Madina graduated magna cum laude with honors from Brown University with a degree in Gender Studies and Community Health. While at Brown, she served as the co-director of a student-run dance company, a peer French tutor, an academic advisor to first-year students, and a community health educator. She wrote an honors thesis on HIV infection in Kenyan women, conducted health workshops with women in Costa Rica, and undertook research on the reproductive health of women of color with the National Women’s Alliance. Madina has also worked on cardiovascular disease in Black and Latina women and provided assistance to the Latina Health Initiative, a program of the Boston Women's Health Book Collective. Born in Martinique, Madina has lived in England, Haiti, D.C., and Maryland.

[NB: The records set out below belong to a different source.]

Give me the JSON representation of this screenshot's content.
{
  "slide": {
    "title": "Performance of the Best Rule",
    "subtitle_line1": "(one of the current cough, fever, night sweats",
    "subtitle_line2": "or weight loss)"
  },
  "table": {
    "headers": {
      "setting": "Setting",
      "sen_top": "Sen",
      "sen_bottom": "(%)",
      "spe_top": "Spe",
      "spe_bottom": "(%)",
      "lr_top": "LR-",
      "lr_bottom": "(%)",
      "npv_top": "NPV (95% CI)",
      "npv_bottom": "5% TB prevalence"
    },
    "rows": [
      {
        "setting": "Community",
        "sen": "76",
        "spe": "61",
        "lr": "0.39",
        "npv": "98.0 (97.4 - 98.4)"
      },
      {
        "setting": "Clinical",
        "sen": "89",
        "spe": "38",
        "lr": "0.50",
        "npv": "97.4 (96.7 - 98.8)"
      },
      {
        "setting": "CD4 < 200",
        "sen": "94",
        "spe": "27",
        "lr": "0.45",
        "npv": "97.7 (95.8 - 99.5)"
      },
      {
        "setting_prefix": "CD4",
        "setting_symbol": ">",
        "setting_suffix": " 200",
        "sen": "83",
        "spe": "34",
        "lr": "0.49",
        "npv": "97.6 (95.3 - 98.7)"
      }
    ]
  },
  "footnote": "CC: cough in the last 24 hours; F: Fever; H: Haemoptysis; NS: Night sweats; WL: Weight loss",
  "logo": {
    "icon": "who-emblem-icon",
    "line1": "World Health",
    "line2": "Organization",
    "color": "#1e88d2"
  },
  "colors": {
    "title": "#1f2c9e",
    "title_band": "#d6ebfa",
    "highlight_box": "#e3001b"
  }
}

Field placement: Boston Medical Center
While in Boston, Madina worked with the Children’s Sentinel Nutrition Assessment Program (C-SNAP), the research arm of the Grow Clinic. Using C-SNAP’s research findings, she wrote a report on the impact of food insecurity on the development of young, low-income children of color. She also focused on strengthening C-SNAP’s research dissemination and advocacy efforts by initiating lasting relationships with advocacy organizations; writing research briefs to share findings with advocates and policymakers; and seeking out opportunities to inform public policy debates around children’s health and food security issues.
Policy placement: Food Research & Action Center
Through national surveys, in-depth interviews, and focus groups, Madina researched access barriers to the Special Supplemental Nutrition Program for Women, Infants, and Children (WIC) and the Child and Adult Care Food Program (CACFP). She also identified strategies for increasing program participation, conducted outreach to hard-to-reach populations, and shared her findings with advocates, policymakers, and program directors.